Perhaps the best way to tie all these pieces together is to present a
real world example of a parametric composite type and its constructor
methods. To that end, here is beginning of
`rational.jl <https://github.com/JuliaLang/julia/blob/master/base/rational.jl>`_,
which implements Julia's :ref:`man-rational-numbers`::

    immutable Rational{T<:Integer} <: Real
        num::T
        den::T

        function Rational(num::T, den::T)
            if num == 0 && den == 0
                error("invalid rational: 0//0")
            end
            g = gcd(den, num)
            num = div(num, g)
            den = div(den, g)
            new(num, den)
        end
    end
    Rational{T<:Integer}(n::T, d::T) = Rational{T}(n,d)
    Rational(n::Integer, d::Integer) = Rational(promote(n,d)...)
    Rational(n::Integer) = Rational(n,one(n))
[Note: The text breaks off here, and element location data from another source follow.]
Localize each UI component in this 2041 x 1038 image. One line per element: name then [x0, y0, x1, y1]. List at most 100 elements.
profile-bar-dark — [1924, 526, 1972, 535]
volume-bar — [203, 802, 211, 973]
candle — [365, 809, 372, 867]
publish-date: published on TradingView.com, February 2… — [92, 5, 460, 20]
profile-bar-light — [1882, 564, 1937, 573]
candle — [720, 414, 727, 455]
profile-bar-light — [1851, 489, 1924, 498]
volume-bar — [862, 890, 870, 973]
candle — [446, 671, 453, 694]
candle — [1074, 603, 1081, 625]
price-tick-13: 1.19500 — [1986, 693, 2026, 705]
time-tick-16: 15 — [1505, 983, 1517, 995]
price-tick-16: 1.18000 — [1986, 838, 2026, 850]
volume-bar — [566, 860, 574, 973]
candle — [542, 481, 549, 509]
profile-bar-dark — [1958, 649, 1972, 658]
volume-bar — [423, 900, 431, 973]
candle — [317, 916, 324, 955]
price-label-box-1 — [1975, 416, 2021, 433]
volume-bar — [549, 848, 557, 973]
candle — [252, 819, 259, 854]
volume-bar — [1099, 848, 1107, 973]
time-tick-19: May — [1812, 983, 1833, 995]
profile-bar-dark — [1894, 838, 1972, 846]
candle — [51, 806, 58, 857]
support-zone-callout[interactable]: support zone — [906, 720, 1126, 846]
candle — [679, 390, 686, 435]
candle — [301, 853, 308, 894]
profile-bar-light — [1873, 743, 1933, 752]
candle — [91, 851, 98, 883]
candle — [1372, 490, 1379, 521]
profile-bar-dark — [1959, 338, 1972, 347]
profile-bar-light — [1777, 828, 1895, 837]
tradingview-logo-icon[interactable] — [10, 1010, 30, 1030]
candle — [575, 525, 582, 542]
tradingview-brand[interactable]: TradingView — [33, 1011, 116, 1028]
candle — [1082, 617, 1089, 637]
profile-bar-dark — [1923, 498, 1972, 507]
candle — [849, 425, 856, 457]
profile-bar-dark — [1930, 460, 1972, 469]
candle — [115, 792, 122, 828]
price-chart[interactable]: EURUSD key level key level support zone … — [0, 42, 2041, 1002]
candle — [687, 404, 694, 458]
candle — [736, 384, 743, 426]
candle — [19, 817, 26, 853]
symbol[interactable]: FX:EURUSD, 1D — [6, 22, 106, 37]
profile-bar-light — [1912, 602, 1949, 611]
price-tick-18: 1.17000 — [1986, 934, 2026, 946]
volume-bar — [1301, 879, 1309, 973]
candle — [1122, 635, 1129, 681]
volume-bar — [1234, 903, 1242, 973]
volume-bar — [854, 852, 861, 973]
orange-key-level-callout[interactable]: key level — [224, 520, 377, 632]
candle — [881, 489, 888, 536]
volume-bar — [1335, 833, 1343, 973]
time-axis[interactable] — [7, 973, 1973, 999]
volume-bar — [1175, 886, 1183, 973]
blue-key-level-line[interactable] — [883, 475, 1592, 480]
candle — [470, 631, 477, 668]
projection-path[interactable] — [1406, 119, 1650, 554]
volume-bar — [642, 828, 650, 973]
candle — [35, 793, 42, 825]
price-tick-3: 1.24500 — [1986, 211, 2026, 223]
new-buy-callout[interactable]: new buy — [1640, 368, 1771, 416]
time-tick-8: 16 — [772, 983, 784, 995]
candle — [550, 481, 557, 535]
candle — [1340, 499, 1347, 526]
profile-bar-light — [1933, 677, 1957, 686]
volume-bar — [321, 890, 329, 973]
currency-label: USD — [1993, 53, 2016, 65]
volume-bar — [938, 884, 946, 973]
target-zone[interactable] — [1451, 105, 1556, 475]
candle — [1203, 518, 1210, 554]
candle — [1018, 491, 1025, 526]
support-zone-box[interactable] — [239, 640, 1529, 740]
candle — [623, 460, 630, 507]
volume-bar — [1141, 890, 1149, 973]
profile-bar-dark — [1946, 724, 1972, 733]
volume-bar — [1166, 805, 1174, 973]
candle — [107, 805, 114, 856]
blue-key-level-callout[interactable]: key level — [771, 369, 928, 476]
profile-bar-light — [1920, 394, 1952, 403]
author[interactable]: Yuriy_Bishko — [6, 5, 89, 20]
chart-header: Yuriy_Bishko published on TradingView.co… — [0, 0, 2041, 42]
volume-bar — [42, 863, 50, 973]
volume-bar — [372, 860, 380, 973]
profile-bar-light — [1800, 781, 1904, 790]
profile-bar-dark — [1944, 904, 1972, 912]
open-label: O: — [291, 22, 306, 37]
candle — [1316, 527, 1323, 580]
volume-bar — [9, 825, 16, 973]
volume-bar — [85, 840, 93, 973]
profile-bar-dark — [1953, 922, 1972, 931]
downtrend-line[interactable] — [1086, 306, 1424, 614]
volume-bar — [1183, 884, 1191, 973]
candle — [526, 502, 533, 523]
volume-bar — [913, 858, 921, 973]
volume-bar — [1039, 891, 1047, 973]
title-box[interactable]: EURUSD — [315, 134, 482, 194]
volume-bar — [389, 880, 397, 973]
    //(n::Integer, d::Integer) = Rational(n,d)
    //(x::Rational, y::Integer) = x.num // (x.den*y)
    //(x::Integer, y::Rational) = (x*y.den) // y.num
    //(x::Complex, y::Real) = complex(real(x)//y, imag(x)//y)
    //(x::Real, y::Complex) = x*y'//real(y*y')

    function //(x::Complex, y::Complex)
        xy = x*y'
        yy = real(y*y')
        complex(real(xy)//yy, imag(xy)//yy)
    end

The first line — ``immutable Rational{T<:Int} <: Real`` — declares that
``Rational`` takes one type parameter of an integer type, and is itself
a real type. The field declarations ``num::T`` and ``den::T`` indicate
that the data held in a ``Rational{T}`` object are a pair of integers of
type ``T``, one representing the rational value's numerator and the
other representing its denominator.

Now things get interesting. ``Rational`` has a single inner constructor
method which checks that both of ``num`` and ``den`` aren't zero and
ensures that every rational is constructed in "lowest terms" with a
non-negative denominator. This is accomplished by dividing the given
numerator and denominator values by their greatest common divisor,
computed using the ``gcd`` function. Since ``gcd`` returns the greatest
common divisor of its arguments with sign matching the first argument
(``den`` here), after this division the new value of ``den`` is
guaranteed to be non-negative. Because this is the only inner
constructor for ``Rational``, we can be certain that ``Rational``
objects are always constructed in this normalized form.

``Rational`` also provides several outer constructor methods for
convenience. The first is the "standard" general constructor that infers
the type parameter ``T`` from the type of the numerator and denominator
when they have the same type. The second applies when the given
numerator and denominator values have different types: it promotes them
to a common type and then delegates construction to the outer
constructor for arguments of matching type. The third outer constructor
turns integer values into rationals by supplying a value of ``1`` as the
denominator.

Following the outer constructor definitions, we have a number of methods
for the ``//`` operator, which provides a syntax for writing rationals.
Before these definitions, ``//`` is a completely undefined operator with
only syntax and no meaning. Afterwards, it behaves just as described in
:ref:`man-rational-numbers`
— its entire behavior is defined in these few lines. The first and most
basic definition just makes ``a//b`` construct a ``Rational`` by
applying the ``Rational`` constructor to ``a`` and ``b`` when they are
integers. When one of the operands of ``//`` is already a rational
number, we construct a new rational for the resulting ratio slightly
differently; this behavior is actually identical to division of a
rational with an integer. Finally, applying ``//`` to complex integral
values creates an instance of ``Complex{Rational}`` — a complex number
whose real and imaginary parts are rationals:

.. doctest::

    julia> (1 + 2im)//(1 - 2im)
    -3//5 + 4//5*im

    julia> typeof(ans)
    Complex{Rational{Int64}} (constructor with 1 method)

    julia> ans <: Complex{Rational}
    false

Thus, although the ``//`` operator usually returns an instance of
``Rational``, if either of its arguments are complex integers, it will
return an instance of ``Complex{Rational}`` instead. The interested
reader should consider perusing the rest of
`rational.jl <https://github.com/JuliaLang/julia/blob/master/base/rational.jl>`_:
it is short, self-contained, and implements an entire basic Julia type
in just a little over a hundred lines of code.